“Isso não é um testemunho”, promete e provoca Alice Vieira, a uma distância calculada em verstas. O acento russo nas medidas de “Bugiaria” sugere o nada, a noite, como norte. É diferente o “aqui”, em que o vazio se aviva, onde o trejeito desmedido e quase cômico da poeta se confessa, mas escapa. É “aqui” a dobra — o espelho — entre a promessa e o agouro, entre a dança e a timidez. É “aqui” que a poeta — esse “corpo de mulher trabalhando” — profetiza: o amor fará com que a chamem poetisa: será tudo culpa de Antônia?
Mas a poeta segue como pode, integrante de um “exército de mulheres cansadas”. Por vezes, como espantalhos à espreita; em outras, como cães à caça de lebres. Alice Vieira não produz um testemunho, antes oferece a decupagem de um Habitat que ora a abriga, ora a hostiliza — e que ela retém com todo esmero, total argúcia e expresso método: Alice Vieira capitula, também, o fracasso. O seu espaço habitado é o seu poema, é o seu corpo: não de poeta, mas de glicínias, que trepa e se multiplica, rastejante, sobre as superfícies do poema. Assim se lembram (a poeta, o poema e o seu corpo) de sua vocação intempestiva cuidadosamente manejada para o apaziguamento: explosão retardada — ou, com sorte, um “projétil falho”. Inteligência: estratégia.

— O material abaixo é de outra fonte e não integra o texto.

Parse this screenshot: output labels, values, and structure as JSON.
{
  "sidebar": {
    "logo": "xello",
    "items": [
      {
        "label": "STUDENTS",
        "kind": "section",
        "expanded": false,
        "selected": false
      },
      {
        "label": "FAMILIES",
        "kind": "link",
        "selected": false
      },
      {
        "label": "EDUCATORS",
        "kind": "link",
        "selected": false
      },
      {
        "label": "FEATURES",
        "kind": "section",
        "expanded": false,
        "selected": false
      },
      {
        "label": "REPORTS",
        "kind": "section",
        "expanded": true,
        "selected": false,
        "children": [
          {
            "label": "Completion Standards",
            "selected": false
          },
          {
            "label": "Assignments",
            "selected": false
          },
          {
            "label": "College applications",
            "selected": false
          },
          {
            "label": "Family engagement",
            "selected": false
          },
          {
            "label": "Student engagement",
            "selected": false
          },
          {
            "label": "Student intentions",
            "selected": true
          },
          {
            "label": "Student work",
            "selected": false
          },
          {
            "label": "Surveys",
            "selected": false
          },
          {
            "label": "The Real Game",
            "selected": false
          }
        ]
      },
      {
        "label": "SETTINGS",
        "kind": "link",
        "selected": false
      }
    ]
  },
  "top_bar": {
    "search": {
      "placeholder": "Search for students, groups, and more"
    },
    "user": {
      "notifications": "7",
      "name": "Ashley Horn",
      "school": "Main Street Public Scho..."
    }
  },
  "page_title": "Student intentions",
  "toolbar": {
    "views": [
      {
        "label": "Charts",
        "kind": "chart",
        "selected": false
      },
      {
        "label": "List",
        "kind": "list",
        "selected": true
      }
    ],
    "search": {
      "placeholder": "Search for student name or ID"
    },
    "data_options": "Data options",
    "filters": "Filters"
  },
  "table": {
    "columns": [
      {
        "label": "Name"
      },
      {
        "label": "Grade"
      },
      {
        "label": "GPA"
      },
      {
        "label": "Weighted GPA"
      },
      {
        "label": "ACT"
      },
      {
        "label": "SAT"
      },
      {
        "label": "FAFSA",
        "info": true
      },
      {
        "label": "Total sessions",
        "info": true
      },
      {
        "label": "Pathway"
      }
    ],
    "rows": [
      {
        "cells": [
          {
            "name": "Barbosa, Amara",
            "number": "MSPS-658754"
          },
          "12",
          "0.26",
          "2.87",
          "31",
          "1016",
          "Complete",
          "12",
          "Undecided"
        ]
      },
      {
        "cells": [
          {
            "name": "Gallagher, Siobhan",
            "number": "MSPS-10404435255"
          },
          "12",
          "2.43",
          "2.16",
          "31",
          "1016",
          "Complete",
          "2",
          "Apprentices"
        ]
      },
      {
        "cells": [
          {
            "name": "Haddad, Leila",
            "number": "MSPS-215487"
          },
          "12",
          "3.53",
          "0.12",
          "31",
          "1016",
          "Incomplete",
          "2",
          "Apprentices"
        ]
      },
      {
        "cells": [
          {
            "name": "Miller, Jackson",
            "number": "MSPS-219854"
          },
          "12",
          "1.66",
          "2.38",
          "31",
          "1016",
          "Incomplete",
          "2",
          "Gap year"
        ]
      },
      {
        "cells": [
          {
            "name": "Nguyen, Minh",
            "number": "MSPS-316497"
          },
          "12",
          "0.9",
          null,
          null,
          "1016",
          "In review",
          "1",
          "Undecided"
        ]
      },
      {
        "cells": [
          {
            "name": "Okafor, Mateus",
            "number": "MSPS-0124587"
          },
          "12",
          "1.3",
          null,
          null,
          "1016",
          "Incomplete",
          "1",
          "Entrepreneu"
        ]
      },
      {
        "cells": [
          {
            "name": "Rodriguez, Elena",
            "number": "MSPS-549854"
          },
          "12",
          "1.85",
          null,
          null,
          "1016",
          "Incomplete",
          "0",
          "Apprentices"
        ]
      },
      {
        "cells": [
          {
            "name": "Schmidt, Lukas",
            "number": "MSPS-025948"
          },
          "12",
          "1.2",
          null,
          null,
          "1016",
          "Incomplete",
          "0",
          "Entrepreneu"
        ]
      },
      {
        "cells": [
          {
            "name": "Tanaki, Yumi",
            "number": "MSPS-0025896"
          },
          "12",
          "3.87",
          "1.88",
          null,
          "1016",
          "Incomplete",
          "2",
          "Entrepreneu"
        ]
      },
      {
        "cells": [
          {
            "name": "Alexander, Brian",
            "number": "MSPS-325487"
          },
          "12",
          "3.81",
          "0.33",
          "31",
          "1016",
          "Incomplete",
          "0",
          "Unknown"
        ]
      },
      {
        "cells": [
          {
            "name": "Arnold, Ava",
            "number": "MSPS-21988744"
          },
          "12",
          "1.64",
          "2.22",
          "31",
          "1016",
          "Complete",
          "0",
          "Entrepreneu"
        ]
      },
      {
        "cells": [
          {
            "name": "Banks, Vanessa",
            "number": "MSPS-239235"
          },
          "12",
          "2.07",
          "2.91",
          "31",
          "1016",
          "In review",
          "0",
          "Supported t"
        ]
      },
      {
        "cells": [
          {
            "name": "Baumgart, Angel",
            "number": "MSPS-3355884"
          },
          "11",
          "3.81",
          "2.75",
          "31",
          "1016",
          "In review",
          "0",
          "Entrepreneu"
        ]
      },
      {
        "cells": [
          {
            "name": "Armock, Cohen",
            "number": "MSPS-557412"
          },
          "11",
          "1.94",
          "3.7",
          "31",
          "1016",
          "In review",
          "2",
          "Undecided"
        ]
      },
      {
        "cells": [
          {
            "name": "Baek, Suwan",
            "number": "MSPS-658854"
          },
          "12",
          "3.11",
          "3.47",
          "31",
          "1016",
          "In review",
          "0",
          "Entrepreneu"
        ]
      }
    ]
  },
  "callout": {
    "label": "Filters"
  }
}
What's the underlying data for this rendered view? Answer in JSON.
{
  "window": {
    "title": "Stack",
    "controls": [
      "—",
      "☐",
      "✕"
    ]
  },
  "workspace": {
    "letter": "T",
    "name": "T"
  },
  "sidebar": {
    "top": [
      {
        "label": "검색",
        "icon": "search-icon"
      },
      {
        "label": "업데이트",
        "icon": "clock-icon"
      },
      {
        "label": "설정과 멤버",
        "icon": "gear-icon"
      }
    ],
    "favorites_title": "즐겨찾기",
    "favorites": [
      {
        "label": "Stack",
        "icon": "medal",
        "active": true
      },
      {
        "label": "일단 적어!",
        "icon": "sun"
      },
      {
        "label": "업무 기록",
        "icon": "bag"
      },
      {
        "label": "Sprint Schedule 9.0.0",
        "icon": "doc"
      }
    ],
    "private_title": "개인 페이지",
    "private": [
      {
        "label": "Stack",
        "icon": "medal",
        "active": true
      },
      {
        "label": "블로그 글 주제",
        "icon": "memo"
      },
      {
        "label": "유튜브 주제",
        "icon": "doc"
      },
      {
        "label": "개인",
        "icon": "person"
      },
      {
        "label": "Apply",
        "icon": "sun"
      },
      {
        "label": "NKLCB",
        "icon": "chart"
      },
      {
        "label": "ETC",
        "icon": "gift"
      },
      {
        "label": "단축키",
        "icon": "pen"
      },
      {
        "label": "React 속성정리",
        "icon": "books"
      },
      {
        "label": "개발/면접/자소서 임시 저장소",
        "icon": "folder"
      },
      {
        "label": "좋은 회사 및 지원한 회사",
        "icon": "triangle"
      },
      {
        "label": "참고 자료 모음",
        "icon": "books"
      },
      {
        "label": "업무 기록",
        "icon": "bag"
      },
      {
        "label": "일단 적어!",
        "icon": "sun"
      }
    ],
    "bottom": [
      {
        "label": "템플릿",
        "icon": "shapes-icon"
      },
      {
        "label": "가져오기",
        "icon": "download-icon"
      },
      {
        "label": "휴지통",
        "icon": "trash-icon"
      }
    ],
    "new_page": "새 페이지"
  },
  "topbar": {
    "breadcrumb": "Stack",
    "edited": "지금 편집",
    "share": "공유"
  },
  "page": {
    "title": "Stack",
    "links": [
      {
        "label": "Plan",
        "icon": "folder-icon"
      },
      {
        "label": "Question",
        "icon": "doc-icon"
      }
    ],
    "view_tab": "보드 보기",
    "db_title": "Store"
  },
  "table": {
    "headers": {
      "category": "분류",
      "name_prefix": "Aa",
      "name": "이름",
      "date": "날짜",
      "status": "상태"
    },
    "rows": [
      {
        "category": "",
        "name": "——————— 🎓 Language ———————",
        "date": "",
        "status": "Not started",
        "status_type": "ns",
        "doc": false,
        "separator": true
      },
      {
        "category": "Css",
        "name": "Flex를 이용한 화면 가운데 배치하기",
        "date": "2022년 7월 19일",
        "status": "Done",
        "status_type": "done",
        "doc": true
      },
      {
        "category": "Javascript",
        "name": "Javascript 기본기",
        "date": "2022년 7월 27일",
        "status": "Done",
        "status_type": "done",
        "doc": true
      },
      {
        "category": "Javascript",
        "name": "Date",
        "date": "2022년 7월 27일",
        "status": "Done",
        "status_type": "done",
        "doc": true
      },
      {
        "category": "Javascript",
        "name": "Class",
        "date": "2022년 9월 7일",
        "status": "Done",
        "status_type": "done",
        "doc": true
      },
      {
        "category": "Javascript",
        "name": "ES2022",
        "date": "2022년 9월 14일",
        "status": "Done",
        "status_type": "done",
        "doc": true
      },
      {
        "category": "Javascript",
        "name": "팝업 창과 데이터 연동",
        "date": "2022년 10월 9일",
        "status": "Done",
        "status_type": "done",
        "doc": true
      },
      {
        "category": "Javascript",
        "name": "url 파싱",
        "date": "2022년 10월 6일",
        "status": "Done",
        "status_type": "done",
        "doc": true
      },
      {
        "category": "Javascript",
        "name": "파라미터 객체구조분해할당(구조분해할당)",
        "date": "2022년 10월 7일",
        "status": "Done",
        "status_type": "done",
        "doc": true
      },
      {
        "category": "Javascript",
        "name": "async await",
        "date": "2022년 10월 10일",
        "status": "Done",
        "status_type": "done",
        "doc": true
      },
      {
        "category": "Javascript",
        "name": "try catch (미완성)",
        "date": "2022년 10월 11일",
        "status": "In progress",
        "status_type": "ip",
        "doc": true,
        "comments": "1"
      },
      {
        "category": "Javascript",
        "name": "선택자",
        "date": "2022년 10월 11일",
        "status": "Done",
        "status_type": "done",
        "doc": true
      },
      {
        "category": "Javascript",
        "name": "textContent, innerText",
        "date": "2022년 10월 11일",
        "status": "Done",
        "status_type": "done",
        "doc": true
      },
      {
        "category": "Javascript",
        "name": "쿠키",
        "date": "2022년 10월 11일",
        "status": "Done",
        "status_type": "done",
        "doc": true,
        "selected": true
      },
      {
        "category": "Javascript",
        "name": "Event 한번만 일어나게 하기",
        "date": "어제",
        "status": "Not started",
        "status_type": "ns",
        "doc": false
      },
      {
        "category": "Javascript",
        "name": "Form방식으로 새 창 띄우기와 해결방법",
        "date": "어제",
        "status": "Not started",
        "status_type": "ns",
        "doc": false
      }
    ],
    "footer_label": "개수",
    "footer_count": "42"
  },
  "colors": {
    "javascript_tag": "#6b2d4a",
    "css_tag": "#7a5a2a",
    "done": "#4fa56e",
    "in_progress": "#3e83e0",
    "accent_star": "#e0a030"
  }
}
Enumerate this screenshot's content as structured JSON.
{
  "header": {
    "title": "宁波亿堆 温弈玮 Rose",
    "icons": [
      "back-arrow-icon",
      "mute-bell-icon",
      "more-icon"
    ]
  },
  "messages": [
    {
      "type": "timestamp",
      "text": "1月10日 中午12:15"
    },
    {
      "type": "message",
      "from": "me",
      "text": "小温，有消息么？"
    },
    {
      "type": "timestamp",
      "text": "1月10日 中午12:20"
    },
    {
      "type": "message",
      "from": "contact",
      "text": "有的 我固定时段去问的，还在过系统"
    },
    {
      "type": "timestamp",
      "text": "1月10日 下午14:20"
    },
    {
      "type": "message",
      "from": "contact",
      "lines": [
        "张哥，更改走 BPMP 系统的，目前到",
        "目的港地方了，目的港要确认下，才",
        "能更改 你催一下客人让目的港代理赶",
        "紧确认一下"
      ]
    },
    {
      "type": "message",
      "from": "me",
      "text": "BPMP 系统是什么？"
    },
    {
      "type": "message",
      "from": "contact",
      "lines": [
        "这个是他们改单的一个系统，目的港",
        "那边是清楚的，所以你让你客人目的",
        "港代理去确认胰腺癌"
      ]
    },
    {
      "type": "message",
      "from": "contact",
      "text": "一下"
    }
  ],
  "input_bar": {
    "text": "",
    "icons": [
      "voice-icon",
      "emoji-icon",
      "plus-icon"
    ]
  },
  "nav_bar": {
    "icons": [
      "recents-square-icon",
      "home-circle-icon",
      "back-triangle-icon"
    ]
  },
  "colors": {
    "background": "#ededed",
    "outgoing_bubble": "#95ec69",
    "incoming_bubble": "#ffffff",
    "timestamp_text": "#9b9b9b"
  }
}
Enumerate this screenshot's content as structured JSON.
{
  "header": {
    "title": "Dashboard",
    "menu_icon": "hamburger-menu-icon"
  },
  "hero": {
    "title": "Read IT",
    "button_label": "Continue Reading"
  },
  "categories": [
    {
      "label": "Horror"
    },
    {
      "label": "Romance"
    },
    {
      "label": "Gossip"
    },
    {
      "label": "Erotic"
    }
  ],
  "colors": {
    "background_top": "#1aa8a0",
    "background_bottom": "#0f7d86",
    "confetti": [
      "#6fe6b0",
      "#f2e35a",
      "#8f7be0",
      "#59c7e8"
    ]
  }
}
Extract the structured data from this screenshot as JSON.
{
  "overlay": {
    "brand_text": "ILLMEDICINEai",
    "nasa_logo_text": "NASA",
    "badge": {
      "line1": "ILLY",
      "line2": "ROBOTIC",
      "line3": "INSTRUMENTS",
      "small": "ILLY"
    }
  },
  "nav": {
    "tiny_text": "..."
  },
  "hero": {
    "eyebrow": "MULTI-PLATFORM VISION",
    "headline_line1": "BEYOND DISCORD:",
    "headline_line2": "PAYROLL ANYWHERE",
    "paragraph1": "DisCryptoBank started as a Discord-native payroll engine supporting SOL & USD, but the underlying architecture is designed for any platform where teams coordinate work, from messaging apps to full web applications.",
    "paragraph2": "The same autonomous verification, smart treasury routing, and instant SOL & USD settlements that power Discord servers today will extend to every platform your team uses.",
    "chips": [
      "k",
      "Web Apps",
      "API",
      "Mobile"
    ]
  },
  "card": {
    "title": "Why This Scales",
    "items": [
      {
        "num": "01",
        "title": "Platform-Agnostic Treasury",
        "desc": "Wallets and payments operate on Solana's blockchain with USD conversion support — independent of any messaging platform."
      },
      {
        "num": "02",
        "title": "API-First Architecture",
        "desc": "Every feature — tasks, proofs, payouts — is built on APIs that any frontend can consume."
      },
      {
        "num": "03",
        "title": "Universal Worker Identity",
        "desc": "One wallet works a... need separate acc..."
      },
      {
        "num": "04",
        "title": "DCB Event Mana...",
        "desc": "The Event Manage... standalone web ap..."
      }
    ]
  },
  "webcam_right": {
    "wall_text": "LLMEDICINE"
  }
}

Isso não é um testemunho oferece a contemplação rápida e evanescente da fauna poética em que as formigas — as mulheres, “As meninas” — estão na moda, como Marylin Monroe ou Tippi Hedren, de quem ainda se tomam as medidas das cinturas: finas, como as das formigas. “O tempo da beleza já era”, anuncia a poeta, “odradek de anáguas”. São tempos de guerra, de fome, de fascismo, de, por enquanto, muito barulho. A cozinha ainda é claustro, e algumas coisas não se barganham. Diante das mulheres, um homem não corre de costas. Ele, o homem, não escapará às Moiras; a mulher (intransitivamente, porém) não escapará. É fera e é presa ou é berro: “mas a quem interessa”?
Isso não é um testemunho. A poesia não é um testemunho. Não é evidência, não é audiência, não é acidente que não pertence a lugar algum e que de fora se presta a olhar. Isso não é um testemunho. As testemunhas são a terceira parte envolvida. As testemunhas declaram o que viram. As testemunhas “não tomam parte no ato da cópula”. Alice Vieira não é testemunha.